Engineering Design Document (EDD)

Once PRD is finalized, EDD explains the overall architecture of the software system which accomplishes the requirements in PRD. EDD should mention different software systems we will be creating or leveraging (if already present), and engineering choices made in different layers (Backend, frontend, Databases) of the system with Pros and Cons. If it is a large product, we can also create multiple EDDs focused on each layer.

EDD should include

  1. Overall architecture and data flow: All the building blocks we would need to develop the application. How different Services, Databases (DB), and Clients (Mobile/Web) would communicate with each other and how data will flow throughout the system.
  2. Non Functional requirement: Design choices between NoSQL vs SQL, data replication, and sharding (if not provided by your company infra or cloud provider), Request Quota limit, etc.
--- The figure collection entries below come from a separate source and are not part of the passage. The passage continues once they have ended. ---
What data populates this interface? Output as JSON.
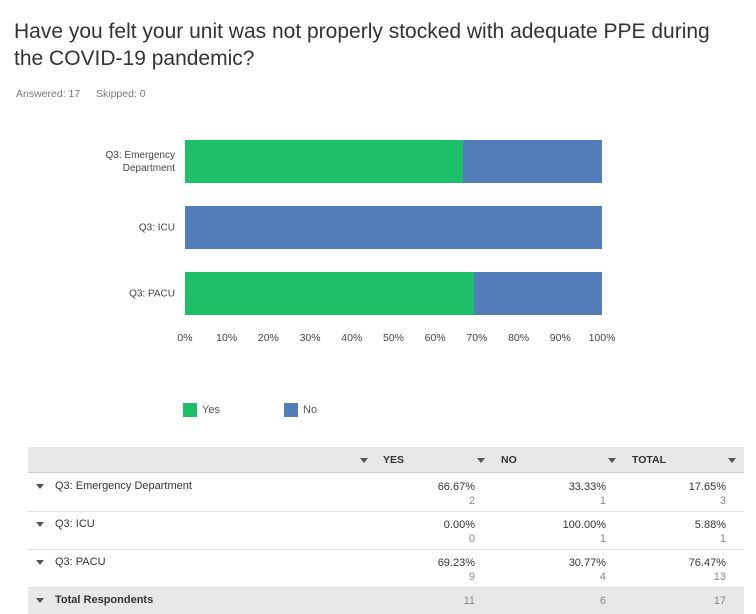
{
  "header": {
    "title": "Have you felt your unit was not properly stocked with adequate PPE during the COVID-19 pandemic?",
    "answered": "Answered: 17",
    "skipped": "Skipped: 0"
  },
  "chart_data": {
    "type": "bar",
    "orientation": "horizontal",
    "stacked": true,
    "categories": [
      "Q3: Emergency Department",
      "Q3: ICU",
      "Q3: PACU"
    ],
    "series": [
      {
        "name": "Yes",
        "color": "#1fbf6a",
        "values": [
          66.67,
          0,
          69.23
        ]
      },
      {
        "name": "No",
        "color": "#517db8",
        "values": [
          33.33,
          100,
          30.77
        ]
      }
    ],
    "xlim": [
      0,
      100
    ],
    "xticks": [
      {
        "value": 0,
        "label": "0%"
      },
      {
        "value": 10,
        "label": "10%"
      },
      {
        "value": 20,
        "label": "20%"
      },
      {
        "value": 30,
        "label": "30%"
      },
      {
        "value": 40,
        "label": "40%"
      },
      {
        "value": 50,
        "label": "50%"
      },
      {
        "value": 60,
        "label": "60%"
      },
      {
        "value": 70,
        "label": "70%"
      },
      {
        "value": 80,
        "label": "80%"
      },
      {
        "value": 90,
        "label": "90%"
      },
      {
        "value": 100,
        "label": "100%"
      }
    ],
    "grid": false,
    "legend": "bottom"
  },
  "table": {
    "columns": [
      "YES",
      "NO",
      "TOTAL"
    ],
    "rows": [
      {
        "label": "Q3: Emergency Department",
        "cells": [
          [
            "66.67%",
            2
          ],
          [
            "33.33%",
            1
          ],
          [
            "17.65%",
            3
          ]
        ]
      },
      {
        "label": "Q3: ICU",
        "cells": [
          [
            "0.00%",
            0
          ],
          [
            "100.00%",
            1
          ],
          [
            "5.88%",
            1
          ]
        ]
      },
      {
        "label": "Q3: PACU",
        "cells": [
          [
            "69.23%",
            9
          ],
          [
            "30.77%",
            4
          ],
          [
            "76.47%",
            13
          ]
        ]
      }
    ],
    "total": {
      "label": "Total Respondents",
      "cells": [
        11,
        6,
        17
      ]
    }
  }
}
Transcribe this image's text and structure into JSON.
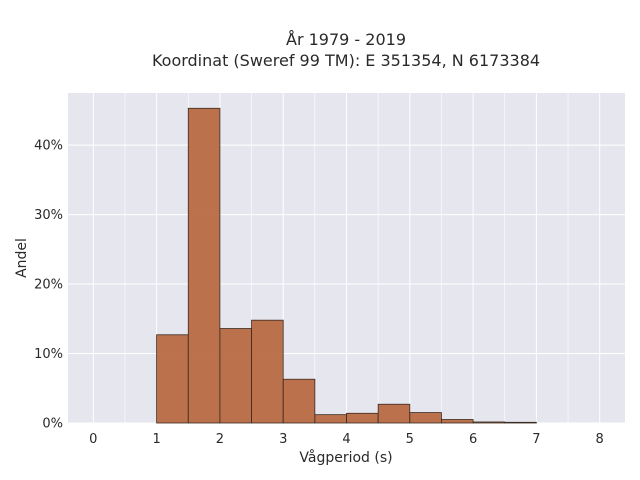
{
  "chart_data": {
    "type": "bar",
    "title_line1": "År 1979 - 2019",
    "title_line2": "Koordinat (Sweref 99 TM): E 351354, N 6173384",
    "xlabel": "Vågperiod (s)",
    "ylabel": "Andel",
    "xlim": [
      -0.4,
      8.4
    ],
    "ylim": [
      0,
      47.5
    ],
    "x_ticks": [
      0,
      1,
      2,
      3,
      4,
      5,
      6,
      7,
      8
    ],
    "x_tick_labels": [
      "0",
      "1",
      "2",
      "3",
      "4",
      "5",
      "6",
      "7",
      "8"
    ],
    "y_ticks": [
      0,
      10,
      20,
      30,
      40
    ],
    "y_tick_labels": [
      "0%",
      "10%",
      "20%",
      "30%",
      "40%"
    ],
    "bin_width": 0.5,
    "bins": [
      {
        "start": 1.0,
        "value": 12.7
      },
      {
        "start": 1.5,
        "value": 45.3
      },
      {
        "start": 2.0,
        "value": 13.6
      },
      {
        "start": 2.5,
        "value": 14.8
      },
      {
        "start": 3.0,
        "value": 6.3
      },
      {
        "start": 3.5,
        "value": 1.2
      },
      {
        "start": 4.0,
        "value": 1.4
      },
      {
        "start": 4.5,
        "value": 2.7
      },
      {
        "start": 5.0,
        "value": 1.5
      },
      {
        "start": 5.5,
        "value": 0.5
      },
      {
        "start": 6.0,
        "value": 0.15
      },
      {
        "start": 6.5,
        "value": 0.1
      }
    ],
    "grid": true,
    "colors": {
      "bar_fill": "#B5643A",
      "bar_stroke": "#3a2a20",
      "plot_bg": "#E6E6EF",
      "grid": "#ffffff"
    }
  }
}
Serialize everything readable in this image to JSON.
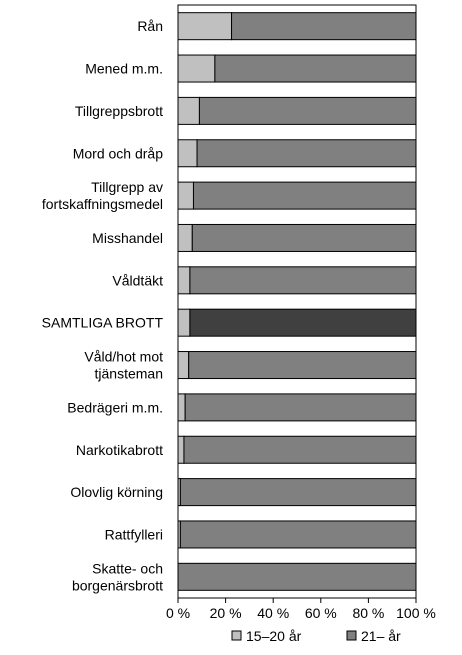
{
  "chart_data": {
    "type": "bar",
    "orientation": "horizontal",
    "stacked": "percent",
    "title": "",
    "xlabel": "",
    "ylabel": "",
    "xlim": [
      0,
      100
    ],
    "x_ticks": [
      "0 %",
      "20 %",
      "40 %",
      "60 %",
      "80 %",
      "100 %"
    ],
    "grid": false,
    "legend_position": "bottom",
    "categories": [
      [
        "Rån"
      ],
      [
        "Mened m.m."
      ],
      [
        "Tillgreppsbrott"
      ],
      [
        "Mord och dråp"
      ],
      [
        "Tillgrepp av",
        "fortskaffningsmedel"
      ],
      [
        "Misshandel"
      ],
      [
        "Våldtäkt"
      ],
      [
        "SAMTLIGA BROTT"
      ],
      [
        "Våld/hot mot",
        "tjänsteman"
      ],
      [
        "Bedrägeri m.m."
      ],
      [
        "Narkotikabrott"
      ],
      [
        "Olovlig körning"
      ],
      [
        "Rattfylleri"
      ],
      [
        "Skatte- och",
        "borgenärsbrott"
      ]
    ],
    "highlight_category_index": 7,
    "series": [
      {
        "name": "15–20 år",
        "color": "#c0c0c0",
        "values": [
          22.5,
          15.5,
          9,
          8,
          6.5,
          6,
          5,
          5,
          4.5,
          3,
          2.5,
          1,
          1,
          0
        ]
      },
      {
        "name": "21– år",
        "color": "#808080",
        "highlight_color": "#404040",
        "values": [
          77.5,
          84.5,
          91,
          92,
          93.5,
          94,
          95,
          95,
          95.5,
          97,
          97.5,
          99,
          99,
          100
        ]
      }
    ]
  }
}
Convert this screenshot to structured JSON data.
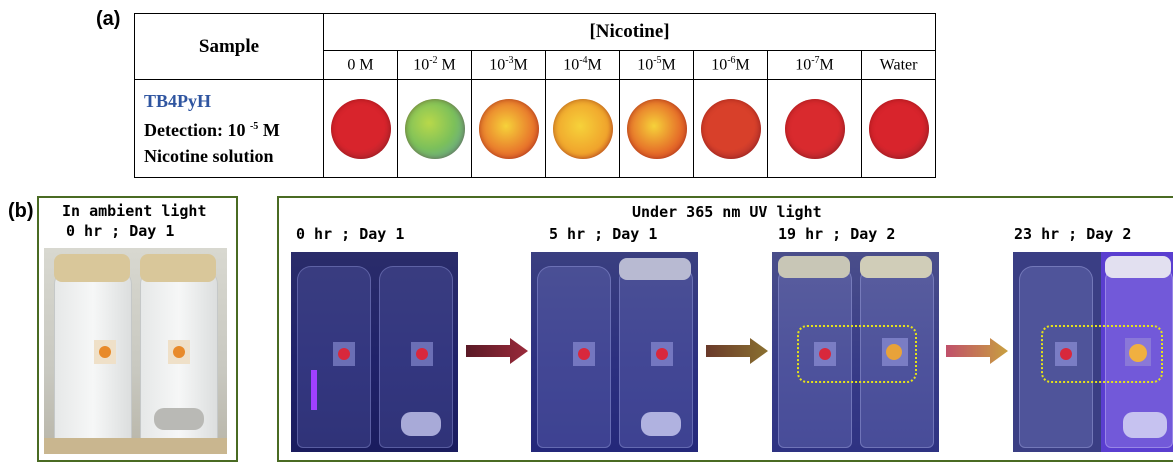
{
  "panel_a": {
    "label": "(a)",
    "sample_header": "Sample",
    "nicotine_header": "[Nicotine]",
    "concentrations": [
      {
        "base": "0 M",
        "sup": "",
        "unit": ""
      },
      {
        "base": "10",
        "sup": "-2",
        "unit": " M"
      },
      {
        "base": "10",
        "sup": "-3",
        "unit": "M"
      },
      {
        "base": "10",
        "sup": "-4",
        "unit": "M"
      },
      {
        "base": "10",
        "sup": "-5",
        "unit": "M"
      },
      {
        "base": "10",
        "sup": "-6",
        "unit": "M"
      },
      {
        "base": "10",
        "sup": "-7",
        "unit": "M"
      },
      {
        "base": "Water",
        "sup": "",
        "unit": ""
      }
    ],
    "probe_name": "TB4PyH",
    "detection_prefix": "Detection: 10 ",
    "detection_sup": "-5",
    "detection_unit": " M",
    "solution_label": "Nicotine solution",
    "spot_colors": [
      "#d8242c",
      "#8fc94a",
      "#e8752b",
      "#f0a32c",
      "#e56a28",
      "#d8402a",
      "#d92a2e",
      "#d8242c"
    ]
  },
  "panel_b": {
    "label": "(b)",
    "ambient_title": "In ambient light",
    "ambient_time": "0 hr ; Day 1",
    "uv_title": "Under 365 nm UV light",
    "uv_times": [
      "0 hr ; Day 1",
      "5 hr ; Day 1",
      "19 hr ; Day 2",
      "23 hr ; Day 2"
    ]
  }
}
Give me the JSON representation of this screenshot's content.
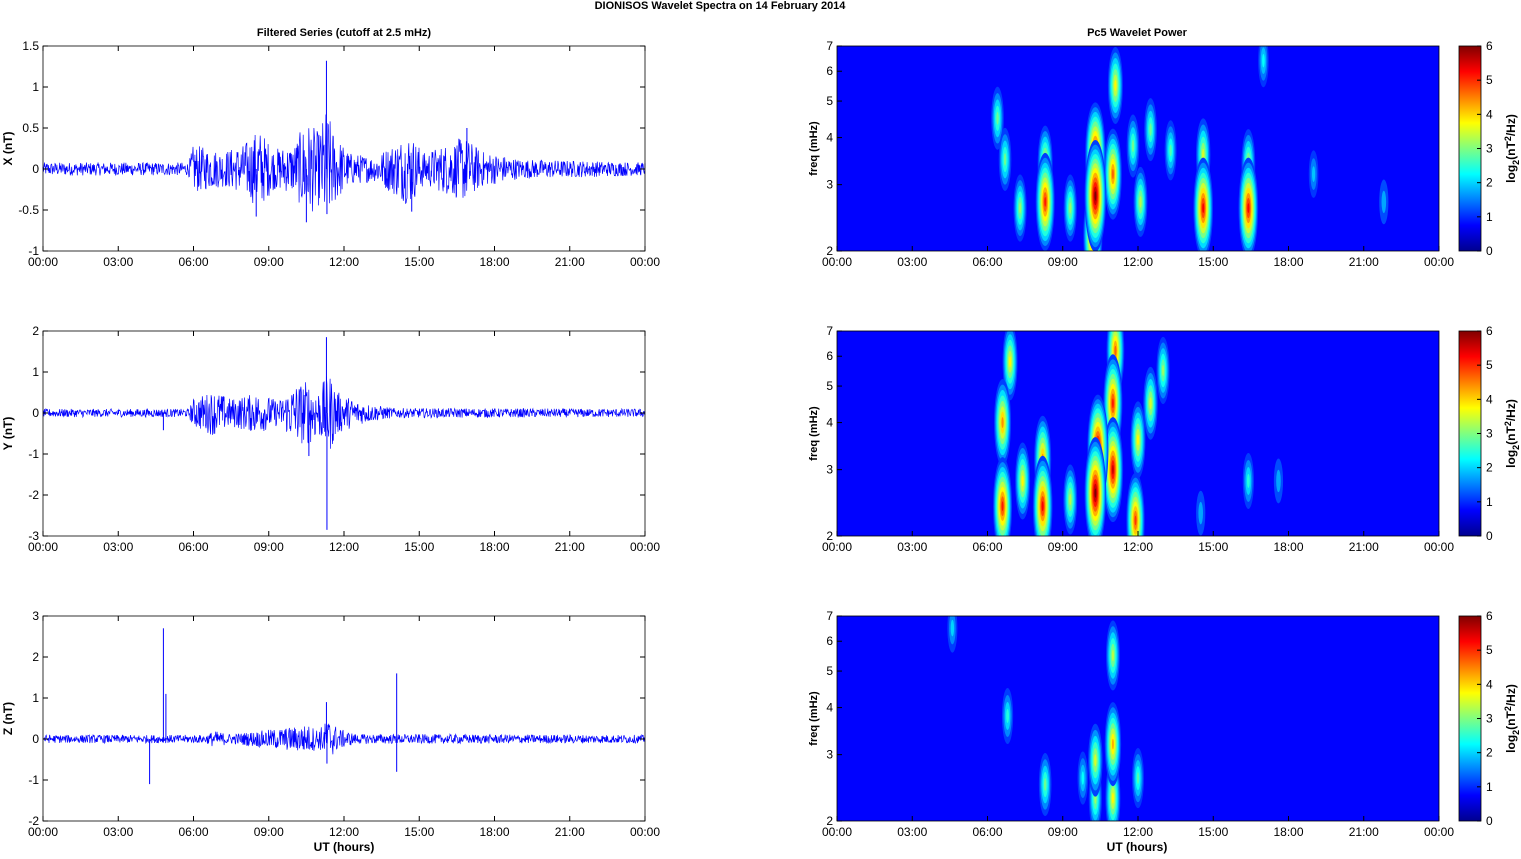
{
  "figure": {
    "title": "DIONISOS Wavelet Spectra on 14 February  2014",
    "left_column_title": "Filtered Series (cutoff at 2.5 mHz)",
    "right_column_title": "Pc5 Wavelet Power",
    "x_axis_label": "UT (hours)"
  },
  "chart_data": [
    {
      "type": "line",
      "component": "X",
      "ylabel": "X (nT)",
      "xlim_hours": [
        0,
        24
      ],
      "ylim": [
        -1,
        1.5
      ],
      "yticks": [
        "-1",
        "-0.5",
        "0",
        "0.5",
        "1",
        "1.5"
      ],
      "xticks": [
        "00:00",
        "03:00",
        "06:00",
        "09:00",
        "12:00",
        "15:00",
        "18:00",
        "21:00",
        "00:00"
      ],
      "color": "#0000ff",
      "envelope": [
        [
          0,
          0.08
        ],
        [
          5.8,
          0.08
        ],
        [
          6.0,
          0.3
        ],
        [
          6.6,
          0.25
        ],
        [
          7.2,
          0.22
        ],
        [
          8.0,
          0.3
        ],
        [
          8.6,
          0.5
        ],
        [
          9.2,
          0.25
        ],
        [
          10.0,
          0.3
        ],
        [
          10.5,
          0.6
        ],
        [
          11.0,
          0.45
        ],
        [
          11.3,
          0.75
        ],
        [
          11.6,
          0.45
        ],
        [
          12.2,
          0.2
        ],
        [
          13.2,
          0.15
        ],
        [
          14.6,
          0.45
        ],
        [
          15.2,
          0.2
        ],
        [
          16.8,
          0.4
        ],
        [
          17.5,
          0.22
        ],
        [
          19.0,
          0.12
        ],
        [
          24.0,
          0.08
        ]
      ],
      "spikes": [
        [
          11.3,
          1.32
        ],
        [
          11.32,
          -0.55
        ],
        [
          10.5,
          -0.65
        ],
        [
          8.5,
          -0.58
        ],
        [
          14.7,
          -0.52
        ],
        [
          16.9,
          0.5
        ]
      ],
      "x_units": "hours UT"
    },
    {
      "type": "line",
      "component": "Y",
      "ylabel": "Y (nT)",
      "xlim_hours": [
        0,
        24
      ],
      "ylim": [
        -3,
        2
      ],
      "yticks": [
        "-3",
        "-2",
        "-1",
        "0",
        "1",
        "2"
      ],
      "xticks": [
        "00:00",
        "03:00",
        "06:00",
        "09:00",
        "12:00",
        "15:00",
        "18:00",
        "21:00",
        "00:00"
      ],
      "color": "#0000ff",
      "envelope": [
        [
          0,
          0.1
        ],
        [
          5.8,
          0.1
        ],
        [
          6.0,
          0.35
        ],
        [
          6.8,
          0.55
        ],
        [
          7.5,
          0.35
        ],
        [
          8.6,
          0.5
        ],
        [
          9.4,
          0.3
        ],
        [
          10.0,
          0.7
        ],
        [
          10.5,
          0.8
        ],
        [
          11.0,
          0.6
        ],
        [
          11.4,
          1.0
        ],
        [
          11.8,
          0.5
        ],
        [
          12.5,
          0.3
        ],
        [
          13.2,
          0.2
        ],
        [
          14.0,
          0.12
        ],
        [
          24.0,
          0.1
        ]
      ],
      "spikes": [
        [
          11.3,
          1.85
        ],
        [
          11.32,
          -2.85
        ],
        [
          10.6,
          -1.05
        ],
        [
          4.8,
          -0.42
        ]
      ],
      "x_units": "hours UT"
    },
    {
      "type": "line",
      "component": "Z",
      "ylabel": "Z (nT)",
      "xlim_hours": [
        0,
        24
      ],
      "ylim": [
        -2,
        3
      ],
      "yticks": [
        "-2",
        "-1",
        "0",
        "1",
        "2",
        "3"
      ],
      "xticks": [
        "00:00",
        "03:00",
        "06:00",
        "09:00",
        "12:00",
        "15:00",
        "18:00",
        "21:00",
        "00:00"
      ],
      "color": "#0000ff",
      "envelope": [
        [
          0,
          0.1
        ],
        [
          6.5,
          0.1
        ],
        [
          6.8,
          0.2
        ],
        [
          7.5,
          0.12
        ],
        [
          10.0,
          0.3
        ],
        [
          10.5,
          0.35
        ],
        [
          11.0,
          0.25
        ],
        [
          11.4,
          0.5
        ],
        [
          11.8,
          0.25
        ],
        [
          12.5,
          0.12
        ],
        [
          24.0,
          0.1
        ]
      ],
      "spikes": [
        [
          4.8,
          2.7
        ],
        [
          4.9,
          1.1
        ],
        [
          4.25,
          -1.1
        ],
        [
          14.1,
          1.6
        ],
        [
          14.1,
          -0.8
        ],
        [
          11.3,
          0.9
        ],
        [
          11.32,
          -0.6
        ]
      ],
      "x_units": "hours UT"
    },
    {
      "type": "heatmap",
      "component": "X",
      "ylabel": "freq (mHz)",
      "y_scale": "log",
      "ylim_mhz": [
        2,
        7
      ],
      "yticks": [
        "2",
        "3",
        "4",
        "5",
        "6",
        "7"
      ],
      "xticks": [
        "00:00",
        "03:00",
        "06:00",
        "09:00",
        "12:00",
        "15:00",
        "18:00",
        "21:00",
        "00:00"
      ],
      "colorbar_label": "log2(nT2/Hz)",
      "colorbar_ticks": [
        "0",
        "1",
        "2",
        "3",
        "4",
        "5",
        "6"
      ],
      "zlim": [
        0,
        6
      ],
      "colormap": "jet",
      "blobs_hours_mhz_power": [
        [
          8.3,
          2.7,
          5.0
        ],
        [
          8.3,
          3.4,
          3.5
        ],
        [
          10.3,
          2.8,
          6.0
        ],
        [
          10.3,
          3.6,
          5.5
        ],
        [
          10.2,
          2.2,
          5.0
        ],
        [
          11.0,
          3.2,
          4.5
        ],
        [
          11.1,
          5.5,
          3.5
        ],
        [
          14.6,
          2.6,
          5.2
        ],
        [
          14.6,
          3.6,
          3.2
        ],
        [
          16.4,
          2.6,
          5.2
        ],
        [
          16.4,
          3.4,
          3.0
        ],
        [
          7.3,
          2.6,
          2.8
        ],
        [
          9.3,
          2.6,
          2.8
        ],
        [
          12.1,
          2.7,
          3.0
        ],
        [
          6.4,
          4.5,
          2.5
        ],
        [
          6.7,
          3.5,
          2.5
        ],
        [
          11.8,
          3.8,
          2.5
        ],
        [
          12.5,
          4.2,
          2.5
        ],
        [
          13.3,
          3.7,
          2.3
        ],
        [
          17.0,
          6.4,
          1.8
        ],
        [
          19.0,
          3.2,
          1.4
        ],
        [
          21.8,
          2.7,
          1.2
        ]
      ]
    },
    {
      "type": "heatmap",
      "component": "Y",
      "ylabel": "freq (mHz)",
      "y_scale": "log",
      "ylim_mhz": [
        2,
        7
      ],
      "yticks": [
        "2",
        "3",
        "4",
        "5",
        "6",
        "7"
      ],
      "xticks": [
        "00:00",
        "03:00",
        "06:00",
        "09:00",
        "12:00",
        "15:00",
        "18:00",
        "21:00",
        "00:00"
      ],
      "colorbar_label": "log2(nT2/Hz)",
      "colorbar_ticks": [
        "0",
        "1",
        "2",
        "3",
        "4",
        "5",
        "6"
      ],
      "zlim": [
        0,
        6
      ],
      "colormap": "jet",
      "blobs_hours_mhz_power": [
        [
          10.3,
          2.6,
          6.0
        ],
        [
          10.4,
          3.4,
          5.8
        ],
        [
          11.0,
          3.0,
          5.5
        ],
        [
          11.0,
          4.5,
          5.0
        ],
        [
          11.1,
          6.2,
          4.5
        ],
        [
          8.2,
          2.4,
          5.2
        ],
        [
          8.2,
          3.2,
          4.2
        ],
        [
          6.6,
          2.4,
          5.0
        ],
        [
          6.6,
          4.0,
          4.2
        ],
        [
          6.9,
          5.8,
          3.5
        ],
        [
          7.4,
          2.8,
          3.5
        ],
        [
          9.3,
          2.5,
          3.0
        ],
        [
          11.9,
          2.2,
          4.8
        ],
        [
          12.0,
          3.6,
          3.5
        ],
        [
          12.5,
          4.5,
          3.2
        ],
        [
          13.0,
          5.5,
          2.8
        ],
        [
          16.4,
          2.8,
          2.0
        ],
        [
          17.6,
          2.8,
          1.2
        ],
        [
          14.5,
          2.3,
          1.2
        ]
      ]
    },
    {
      "type": "heatmap",
      "component": "Z",
      "ylabel": "freq (mHz)",
      "y_scale": "log",
      "ylim_mhz": [
        2,
        7
      ],
      "yticks": [
        "2",
        "3",
        "4",
        "5",
        "6",
        "7"
      ],
      "xticks": [
        "00:00",
        "03:00",
        "06:00",
        "09:00",
        "12:00",
        "15:00",
        "18:00",
        "21:00",
        "00:00"
      ],
      "colorbar_label": "log2(nT2/Hz)",
      "colorbar_ticks": [
        "0",
        "1",
        "2",
        "3",
        "4",
        "5",
        "6"
      ],
      "zlim": [
        0,
        6
      ],
      "colormap": "jet",
      "blobs_hours_mhz_power": [
        [
          10.3,
          2.9,
          3.2
        ],
        [
          10.3,
          2.3,
          2.8
        ],
        [
          11.0,
          3.2,
          4.0
        ],
        [
          11.0,
          2.3,
          3.5
        ],
        [
          11.0,
          5.5,
          3.0
        ],
        [
          8.3,
          2.5,
          2.5
        ],
        [
          12.0,
          2.6,
          2.3
        ],
        [
          6.8,
          3.8,
          2.0
        ],
        [
          4.6,
          6.5,
          1.5
        ],
        [
          9.8,
          2.6,
          1.8
        ]
      ]
    }
  ]
}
Tech stack choices if you trying to adopt a new stack over an existing tech stack.
  3. Services and API: Define the data schema of different entities and their relationship. All the services and APIs we will build or leverage to send data back and forth between the clients and other downstream services or DB. APIs will be exposed to clients and services and APIs used for interservice communication. Data massaging to solve over-fetching/under-fetching of data. What is the expected QPS for each API, rate-limiting/throttling mechanism
  4. Clients: Discuss the client side work like spinning up a new web/mobile app or using the existing one. Different components to be built and how they can scale for future iterations of the project. Different APIs clients will communicate with to get the data and render the screen.
  5. Tracking: The key things we will be tracking to generate the product metrics to determine the success or failure of the project.
  6. Alerting and Monitoring: Alerts and monitors we need to add to determine the overall health of the system. Appropriate alerting and monitoring are crucial to keeping the lights on in Production.

Once EDD is finalized it needs to be reviewed and approved by the engineering teams involved in the product

Capacity Estimation

Based on the traffic and QPS we expect for a system, we need to estimate how many machines will be required to serve those many requests. Also, need to figure out the up-scaling and down-scaling of the system based on the traffic. Usually, large companies have Site Reliability Engineers who can help with capacity estimations.

Security

If the system is working with sensitive data or exposing new API to the public, it needs to go through a security review to validate if the design choices made in EDD are secure and robust enough to protect data and systems.

Ramp Strategy

How we will release the new product to the users. We need to target a user base from where we can get early feedback on the product. It helps to determine whether we need to do some improvements before we ramp to other markets or if we can go with the same version.